Why State Minimum Limits For Auto Insurance, Is Not A Good Idea…
June 19, 2011 Leave a comment
In my previous blog, I discussed what is required by law in Colorado, for car insurance limits. In this blog, I am going to explain why the state minimum limits are not a good idea to carry. Not only does this information pertain to Colorado consumers, it applies to all consumers in the United States.
The reason why State Minimum limits are a bad idea, is because the policy seriously lacks coverage. In Colorado those limits are 25/50/15. This means your insurance has to pay out a maximum to a potential 3rd party of, $25,000 per person bodily injury, $50,000 total accident bodily injury, and $15,000 dollar property damage.
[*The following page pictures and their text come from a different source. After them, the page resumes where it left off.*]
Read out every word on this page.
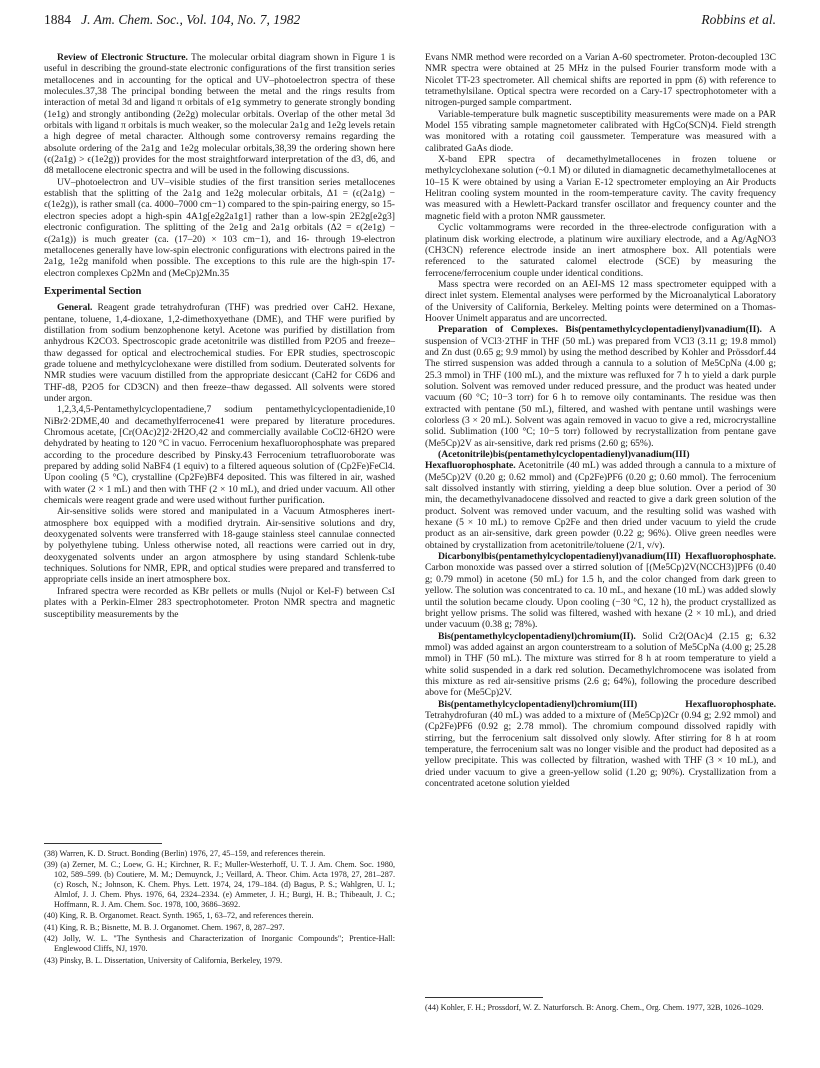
1884 J. Am. Chem. Soc., Vol. 104, No. 7, 1982	Robbins et al.

Review of Electronic Structure. The molecular orbital diagram shown in Figure 1 is useful in describing the ground-state electronic configurations of the first transition series metallocenes and in accounting for the optical and UV–photoelectron spectra of these molecules.37,38 The principal bonding between the metal and the rings results from interaction of metal 3d and ligand π orbitals of e1g symmetry to generate strongly bonding (1e1g) and strongly antibonding (2e2g) molecular orbitals. Overlap of the other metal 3d orbitals with ligand π orbitals is much weaker, so the molecular 2a1g and 1e2g levels retain a high degree of metal character. Although some controversy remains regarding the absolute ordering of the 2a1g and 1e2g molecular orbitals,38,39 the ordering shown here (ϵ(2a1g) > ϵ(1e2g)) provides for the most straightforward interpretation of the d3, d6, and d8 metallocene electronic spectra and will be used in the following discussions.

UV–photoelectron and UV–visible studies of the first transition series metallocenes establish that the splitting of the 2a1g and 1e2g molecular orbitals, Δ1 = (ϵ(2a1g) − ϵ(1e2g)), is rather small (ca. 4000–7000 cm−1) compared to the spin-pairing energy, so 15-electron species adopt a high-spin 4A1g[e2g2a1g1] rather than a low-spin 2E2g[e2g3] electronic configuration. The splitting of the 2e1g and 2a1g orbitals (Δ2 = ϵ(2e1g) − ϵ(2a1g)) is much greater (ca. (17–20) × 103 cm−1), and 16- through 19-electron metallocenes generally have low-spin electronic configurations with electrons paired in the 2a1g, 1e2g manifold when possible. The exceptions to this rule are the high-spin 17-electron complexes Cp2Mn and (MeCp)2Mn.35

Experimental Section

General. Reagent grade tetrahydrofuran (THF) was predried over CaH2. Hexane, pentane, toluene, 1,4-dioxane, 1,2-dimethoxyethane (DME), and THF were purified by distillation from sodium benzophenone ketyl. Acetone was purified by distillation from anhydrous K2CO3. Spectroscopic grade acetonitrile was distilled from P2O5 and freeze–thaw degassed for optical and electrochemical studies. For EPR studies, spectroscopic grade toluene and methylcyclohexane were distilled from sodium. Deuterated solvents for NMR studies were vacuum distilled from the appropriate desiccant (CaH2 for C6D6 and THF-d8, P2O5 for CD3CN) and then freeze–thaw degassed. All solvents were stored under argon.

1,2,3,4,5-Pentamethylcyclopentadiene,7 sodium pentamethylcyclopentadienide,10 NiBr2·2DME,40 and decamethylferrocene41 were prepared by literature procedures. Chromous acetate, [Cr(OAc)2]2·2H2O,42 and commercially available CoCl2·6H2O were dehydrated by heating to 120 °C in vacuo. Ferrocenium hexafluorophosphate was prepared according to the procedure described by Pinsky.43 Ferrocenium tetrafluoroborate was prepared by adding solid NaBF4 (1 equiv) to a filtered aqueous solution of (Cp2Fe)FeCl4. Upon cooling (5 °C), crystalline (Cp2Fe)BF4 deposited. This was filtered in air, washed with water (2 × 1 mL) and then with THF (2 × 10 mL), and dried under vacuum. All other chemicals were reagent grade and were used without further purification.

Air-sensitive solids were stored and manipulated in a Vacuum Atmospheres inert-atmosphere box equipped with a modified drytrain. Air-sensitive solutions and dry, deoxygenated solvents were transferred with 18-gauge stainless steel cannulae connected by polyethylene tubing. Unless otherwise noted, all reactions were carried out in dry, deoxygenated solvents under an argon atmosphere by using standard Schlenk-tube techniques. Solutions for NMR, EPR, and optical studies were prepared and transferred to appropriate cells inside an inert atmosphere box.

Infrared spectra were recorded as KBr pellets or mulls (Nujol or Kel-F) between CsI plates with a Perkin-Elmer 283 spectrophotometer. Proton NMR spectra and magnetic susceptibility measurements by the

(38) Warren, K. D. Struct. Bonding (Berlin) 1976, 27, 45–159, and references therein.

(39) (a) Zerner, M. C.; Loew, G. H.; Kirchner, R. F.; Muller-Westerhoff, U. T. J. Am. Chem. Soc. 1980, 102, 589–599. (b) Coutiere, M. M.; Demuynck, J.; Veillard, A. Theor. Chim. Acta 1978, 27, 281–287. (c) Rosch, N.; Johnson, K. Chem. Phys. Lett. 1974, 24, 179–184. (d) Bagus, P. S.; Wahlgren, U. I.; Almlof, J. J. Chem. Phys. 1976, 64, 2324–2334. (e) Ammeter, J. H.; Burgi, H. B.; Thibeault, J. C.; Hoffmann, R. J. Am. Chem. Soc. 1978, 100, 3686–3692.

(40) King, R. B. Organomet. React. Synth. 1965, 1, 63–72, and references therein.

(41) King, R. B.; Bisnette, M. B. J. Organomet. Chem. 1967, 8, 287–297.

(42) Jolly, W. L. "The Synthesis and Characterization of Inorganic Compounds"; Prentice-Hall: Englewood Cliffs, NJ, 1970.

(43) Pinsky, B. L. Dissertation, University of California, Berkeley, 1979.

Evans NMR method were recorded on a Varian A-60 spectrometer. Proton-decoupled 13C NMR spectra were obtained at 25 MHz in the pulsed Fourier transform mode with a Nicolet TT-23 spectrometer. All chemical shifts are reported in ppm (δ) with reference to tetramethylsilane. Optical spectra were recorded on a Cary-17 spectrophotometer with a nitrogen-purged sample compartment.

Variable-temperature bulk magnetic susceptibility measurements were made on a PAR Model 155 vibrating sample magnetometer calibrated with HgCo(SCN)4. Field strength was monitored with a rotating coil gaussmeter. Temperature was measured with a calibrated GaAs diode.

X-band EPR spectra of decamethylmetallocenes in frozen toluene or methylcyclohexane solution (~0.1 M) or diluted in diamagnetic decamethylmetallocenes at 10–15 K were obtained by using a Varian E-12 spectrometer employing an Air Products Helitran cooling system mounted in the room-temperature cavity. The cavity frequency was measured with a Hewlett-Packard transfer oscillator and frequency counter and the magnetic field with a proton NMR gaussmeter.

Cyclic voltammograms were recorded in the three-electrode configuration with a platinum disk working electrode, a platinum wire auxiliary electrode, and a Ag/AgNO3 (CH3CN) reference electrode inside an inert atmosphere box. All potentials were referenced to the saturated calomel electrode (SCE) by measuring the ferrocene/ferrocenium couple under identical conditions.

Mass spectra were recorded on an AEI-MS 12 mass spectrometer equipped with a direct inlet system. Elemental analyses were performed by the Microanalytical Laboratory of the University of California, Berkeley. Melting points were determined on a Thomas-Hoover Unimelt apparatus and are uncorrected.

Preparation of Complexes. Bis(pentamethylcyclopentadienyl)vanadium(II). A suspension of VCl3·2THF in THF (50 mL) was prepared from VCl3 (3.11 g; 19.8 mmol) and Zn dust (0.65 g; 9.9 mmol) by using the method described by Kohler and Prössdorf.44 The stirred suspension was added through a cannula to a solution of Me5CpNa (4.00 g; 25.3 mmol) in THF (100 mL), and the mixture was refluxed for 7 h to yield a dark purple solution. Solvent was removed under reduced pressure, and the product was heated under vacuum (60 °C; 10−3 torr) for 6 h to remove oily contaminants. The residue was then extracted with pentane (50 mL), filtered, and washed with pentane until washings were colorless (3 × 20 mL). Solvent was again removed in vacuo to give a red, microcrystalline solid. Sublimation (100 °C; 10−5 torr) followed by recrystallization from pentane gave (Me5Cp)2V as air-sensitive, dark red prisms (2.60 g; 65%).

(Acetonitrile)bis(pentamethylcyclopentadienyl)vanadium(III) Hexafluorophosphate. Acetonitrile (40 mL) was added through a cannula to a mixture of (Me5Cp)2V (0.20 g; 0.62 mmol) and (Cp2Fe)PF6 (0.20 g; 0.60 mmol). The ferrocenium salt dissolved instantly with stirring, yielding a deep blue solution. Over a period of 30 min, the decamethylvanadocene dissolved and reacted to give a dark green solution of the product. Solvent was removed under vacuum, and the resulting solid was washed with hexane (5 × 10 mL) to remove Cp2Fe and then dried under vacuum to yield the crude product as an air-sensitive, dark green powder (0.22 g; 96%). Olive green needles were obtained by crystallization from acetonitrile/toluene (2/1, v/v).

Dicarbonylbis(pentamethylcyclopentadienyl)vanadium(III) Hexafluorophosphate. Carbon monoxide was passed over a stirred solution of [(Me5Cp)2V(NCCH3)]PF6 (0.40 g; 0.79 mmol) in acetone (50 mL) for 1.5 h, and the color changed from dark green to yellow. The solution was concentrated to ca. 10 mL, and hexane (10 mL) was added slowly until the solution became cloudy. Upon cooling (−30 °C, 12 h), the product crystallized as bright yellow prisms. The solid was filtered, washed with hexane (2 × 10 mL), and dried under vacuum (0.38 g; 78%).

Bis(pentamethylcyclopentadienyl)chromium(II). Solid Cr2(OAc)4 (2.15 g; 6.32 mmol) was added against an argon counterstream to a solution of Me5CpNa (4.00 g; 25.28 mmol) in THF (50 mL). The mixture was stirred for 8 h at room temperature to yield a white solid suspended in a dark red solution. Decamethylchromocene was isolated from this mixture as red air-sensitive prisms (2.6 g; 64%), following the procedure described above for (Me5Cp)2V.

Bis(pentamethylcyclopentadienyl)chromium(III) Hexafluorophosphate. Tetrahydrofuran (40 mL) was added to a mixture of (Me5Cp)2Cr (0.94 g; 2.92 mmol) and (Cp2Fe)PF6 (0.92 g; 2.78 mmol). The chromium compound dissolved rapidly with stirring, but the ferrocenium salt dissolved only slowly. After stirring for 8 h at room temperature, the ferrocenium salt was no longer visible and the product had deposited as a yellow precipitate. This was collected by filtration, washed with THF (3 × 10 mL), and dried under vacuum to give a green-yellow solid (1.20 g; 90%). Crystallization from a concentrated acetone solution yielded

(44) Kohler, F. H.; Prossdorf, W. Z. Naturforsch. B: Anorg. Chem., Org. Chem. 1977, 32B, 1026–1029.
To put this short, if you got into a bad enough at fault accident, your limits most likely won’t be enough. Chances are the other person is going to have more than 25,000 dollars in hospital bills, and if there was more than one person in the vehicle, chances are $50,000 isn’t going to be enough. On top of that, most cars cost more than $15,000 dollars. If this was you in the at fault accident, chances are after you policy limits are exhausted, the 3rd party will personally come after you.
The reason that the state laws makes the limits so low, is to make sure car insurance costs stay low enough, so people can afford it. Having something is always better than nothing, especially is this situation.
How you can protect yourself from an under insured motorists, is by making sure you have sufficient limits on you auto insurance policy under insured motorists coverage.